Una pellicola, quella di Coppola, che anch'essa non viene solitamente citata tra le sue opere migliori, venendo sempre surclassata, nella memoria collettiva dal coevo Il Padrino- Parte II, oltre che dai cultissimi Apocaplypse Now e Dracula di Bram Stoker, ma che rappresenta una delle prove più fulgide anche del suo di talento.
Un film che nasce da necessità estrinseche: sono i primi anni '70 e lo scandalo Watergate è lì lì per scoppiare. La diffidenza verso il governo dell'amministrazione Nixon è forte e il cittadino si ritrova a fare i conti con un potere statale che per tutelarsi non esita ad usare la violenza spicciola o anche a  violare la privacy dei singoli, in azioni reminiscenti di quei totalitarismi europei che sembravano aboliti, di sicuro non degne di uno stato di diritto e di una democrazia. 
Quella dell'essere spiato diventa una paura serpeggiante nella società, visto il clima rovente del post-1968, situazione che sempre in quegli anni porta Sam Peckinpah a dirigere il suo Killer Elite e il duo Robert Redford-Sydney Pollack e creare I Tre Giorni del Condor.
Per dare corpo a tali paure, Coppola decide di creare un piccolo film tutto basato sui personaggi. Un film che di certo non avrebbe contato scene spettacolari e che quindi difficilmente uno studio gli avrebbe prodotto. Riesce però a spuntarla con la Paramount quando questa decide di affidargli la regia del sequel de Il Padrino dopo il suo iniziale rifiuto. Eseguiti gli obblighi con il piccolo kolossal, il grande regista ha così mano libera per plasmare un'opera di certo non meno ambiziosa. E il risultato finisce per pagare: La Conversazione non solo è un capolavoro, ma nel 1974 gli è anche valsa la Palma d'Oro a Cannes.


Harry Caul (Hackman) è un affermato esperto di intecettazzioni. Il suo ultimo incarico, affidatagli da un misterioso imprenditore per il tramite di un sinistro intermediario (Harrison Ford) lo ha portato a spiare una coppietta (Cindy Williams e Frederic Forrest). Tuttavia, già quando il mandante inizia ad evitare di incontrarlo, Caul inizia a sospettare come sotto ci sia una storia decisamente più complessa.

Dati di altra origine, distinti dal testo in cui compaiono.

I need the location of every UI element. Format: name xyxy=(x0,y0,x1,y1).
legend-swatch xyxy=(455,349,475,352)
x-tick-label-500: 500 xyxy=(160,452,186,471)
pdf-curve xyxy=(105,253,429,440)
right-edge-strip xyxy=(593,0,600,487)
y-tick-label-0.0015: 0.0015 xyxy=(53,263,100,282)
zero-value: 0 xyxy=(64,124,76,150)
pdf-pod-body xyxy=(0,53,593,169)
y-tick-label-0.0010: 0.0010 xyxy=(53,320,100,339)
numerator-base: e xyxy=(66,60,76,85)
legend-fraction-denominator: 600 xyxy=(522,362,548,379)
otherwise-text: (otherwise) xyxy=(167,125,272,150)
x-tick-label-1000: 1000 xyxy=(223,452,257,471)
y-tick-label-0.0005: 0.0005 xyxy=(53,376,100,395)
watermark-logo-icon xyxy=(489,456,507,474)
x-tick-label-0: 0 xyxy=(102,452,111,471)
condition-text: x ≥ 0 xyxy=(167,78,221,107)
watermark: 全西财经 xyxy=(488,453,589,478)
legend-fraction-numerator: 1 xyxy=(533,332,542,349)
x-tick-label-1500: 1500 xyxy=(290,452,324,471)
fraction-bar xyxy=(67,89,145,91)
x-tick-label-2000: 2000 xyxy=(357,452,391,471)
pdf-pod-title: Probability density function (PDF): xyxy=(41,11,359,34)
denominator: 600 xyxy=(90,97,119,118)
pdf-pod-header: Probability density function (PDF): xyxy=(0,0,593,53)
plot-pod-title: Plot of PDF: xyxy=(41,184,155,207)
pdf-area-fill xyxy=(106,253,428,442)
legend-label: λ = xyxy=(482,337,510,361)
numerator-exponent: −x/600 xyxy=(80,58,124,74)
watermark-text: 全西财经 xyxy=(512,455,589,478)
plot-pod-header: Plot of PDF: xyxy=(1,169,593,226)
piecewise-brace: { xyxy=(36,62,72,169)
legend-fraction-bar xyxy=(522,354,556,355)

Tutti possiamo essere intercettati. Non esiste privacy. Ovunque ci troviamo, sia nella solitudine della nostra abitazione che in una piazza gremita di gente, qualcuno può udire le nostre parole. Se già il pensiero che un organismo statale possa intromettersi nella vita privata è scioccante, ancora più destabilizzante è sapere che ad intromettersi possa essere un privato, ossia chiunque abbia i soldi per ingaggiare un intercettatore.
Caul alla fine non è che un mercenario, un uomo che per denaro distrugge vite, tanto che il suo passato è macchiato del sangue di gente anche innocente, da cui lo stress che affronta nel nuovo lavoro.
Ma La Conversazione non è soltanto un'opera che scandaglia la sensazione della paranoia, quanto in primis un piccolo saggio sulla solitudine, cucito letteralmente addosso al suo protagonista.
Tutta la prima parte è rivolta alla sua descrizione: un uomo che vive isolato in un guscio, una tana interiore simboleggiata dal suo appartamento da scapolo, dal quale si rifugia dal mondo esterno. Un solitario, forse stanco, forse semplicemente disilluso, la cui melanconia è magnificamente sottolineata dalle note di David Shire (cognato di Coppola).
Caul ha una relazione con una giovane donna, la quale ignora tutto di lui. Ha un amico, forse, solo nel collega Stan (il sempre ottimo John Cazale, che anche qui riesce a brillare nonostante lo scarno screen-time). Per il resto, è un uomo che ha paura di esporsi, paura di mostrare la sua umanità al prossimo proprio perché sa che essa può essere oggetto di ricatto.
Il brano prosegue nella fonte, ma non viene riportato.